Catching some midnight sun
From mid-May to end of July or beginning of August you can catch the midnight sun at the Lofoten Archipelago where there’s incredible mountain scenery, with sharp, toothy peaks gnawing at the sky. There’s also a golf-course, meaning you can play golf all night, if the mood so takes you. Or check out Riksgränsen, Sweden’s northern most ski resort. Head there in May and you can ski until 1 a.m.
An ideal spot for Scandinavian newbies
Copenhagen is a good place for a first trip to Scandinavia as it’s relatively cheap, design conscious and well-planned out – and there’s excellent beer. As Denmark is a smaller country it’s easy to take a trip out to the countryside if you have a day or two to spare – or you could even hop over the Öresund bridge to Malmö in Sweden (about 35-minute train ride from Copenhagen) and get a taste of Swedish culture too.

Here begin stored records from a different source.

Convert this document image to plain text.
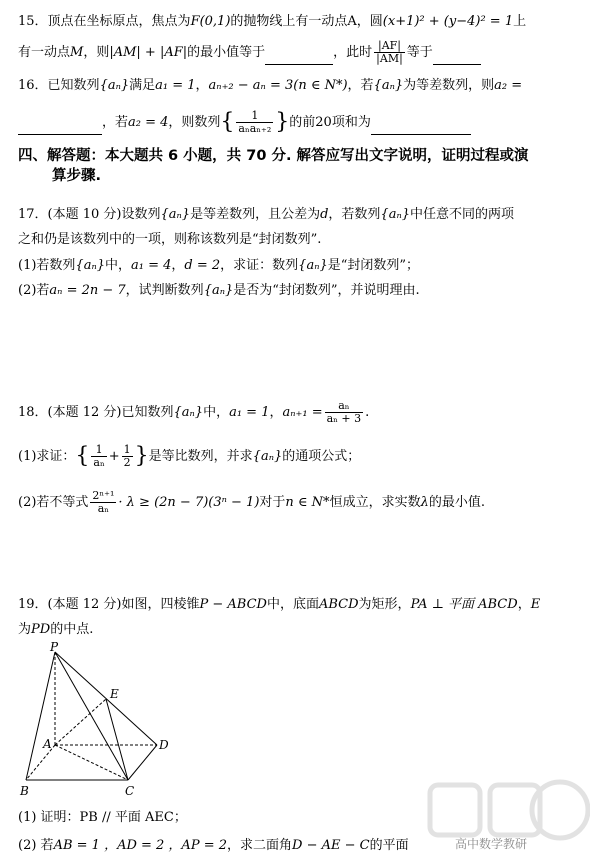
15．顶点在坐标原点，焦点为F(0,1)的抛物线上有一动点A，圆(x+1)² + (y−4)² = 1上
有一动点M，则|AM| + |AF|的最小值等于	，此时 $\frac{|AF|}{|AM|}$ 等于
16．已知数列{aₙ}满足a₁ = 1，aₙ₊₂ − aₙ = 3(n ∈ N*)，若{aₙ}为等差数列，则a₂ =
，若a₂ = 4，则数列{ $\frac{1}{\text{aₙaₙ₊₂}}$ }的前20项和为
四、解答题：本大题共 6 小题，共 70 分. 解答应写出文字说明，证明过程或演
算步骤.
17．(本题 10 分)设数列{aₙ}是等差数列，且公差为d，若数列{aₙ}中任意不同的两项
之和仍是该数列中的一项，则称该数列是“封闭数列”.
(1)若数列{aₙ}中，a₁ = 4，d = 2，求证：数列{aₙ}是“封闭数列”；
(2)若aₙ = 2n − 7，试判断数列{aₙ}是否为“封闭数列”，并说明理由.
18．(本题 12 分)已知数列{aₙ}中，a₁ = 1，$a_{n+1} = \frac{\text{aₙ}}{\text{aₙ + 3}}$ .
(1)求证：{ $\frac{1}{\text{aₙ}} + \frac{1}{2}$ }是等比数列，并求{aₙ}的通项公式；
(2)若不等式 $\frac{\text{2ⁿ⁺¹}}{\text{aₙ}} \cdot \lambda \ge (2n - 7)(3^n - 1)$对于n ∈ N*恒成立，求实数λ的最小值.
19．(本题 12 分)如图，四棱锥P − ABCD中，底面ABCD为矩形，PA ⊥ 平面 ABCD，E
为PD的中点.
P
E
A	D
B	C
(1) 证明：PB // 平面 AEC；
(2) 若AB = 1 ，AD = 2 ，AP = 2，求二面角D − AE − C的平面	高中数学教研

Meeting the Sámi reindeer herders
There are Sámi herders that allow tourists to visit, but not many. Others have “regular” jobs (in forestry, for example) and supplement their income by letting people come to stay, or offering Sámi experiences. If you want a good understanding of the culture and how the modern world has affected it, the best place to visit is the Ájtte museum in Jokkmokk. Jokkmokk also hosts a huge winter market at the beginning of February, so you could time a visit to coincide with that.
Scandinavia on a Budget
Hostels are generally of a really high standard and many have private rooms, so even if you don’t like the idea of sharing you don’t have to splash out on a hotel.
Buses are generally cheaper than trains - especially if you book in advance. A trip from Oslo to Gothenberg can cost as little as 99SEK (£10) if you book a few weeks before you travel.
Scandinavia for foodies
Food is a mixed bag in the big cities and you find flavours from all over, but really upmarket places are starting to embrace local flavours a lot more, with ingredients like elk, ligonberries, and wild mushrooms finding their way onto lots of menus. Seafood is also worth seeking out – the cold water helps, apparently!
To eat well in Copenhagen without spending a fortune, there’s a relatively new food hall (torvehallernekbh.dk) where you can pick up loads of gourmet ingredients. You can also try the Danish speciality Smørrebrød – an open sandwich often served with pickled herring, chives and egg.
There’s a prison hostel on Gotland called Visby Fängelse Vandrarhem. There are old cells to stay in, and you’re right beside a beautiful medieval city. If you want to up the spending a little, there’s Treehotel in Harads (treehotel.se) or Jumbo Stay at Stockholm Arland which is a Boeing 747 converted into a hostel/hotel.
In Sweden it’s possible to camp anywhere for one night for free, but there are strict rules about where you camp and what you leave behind (check out swedishepa.se and search Allemansrätten for the exact rules). There’s a similar scheme in Norway, but not Denmark.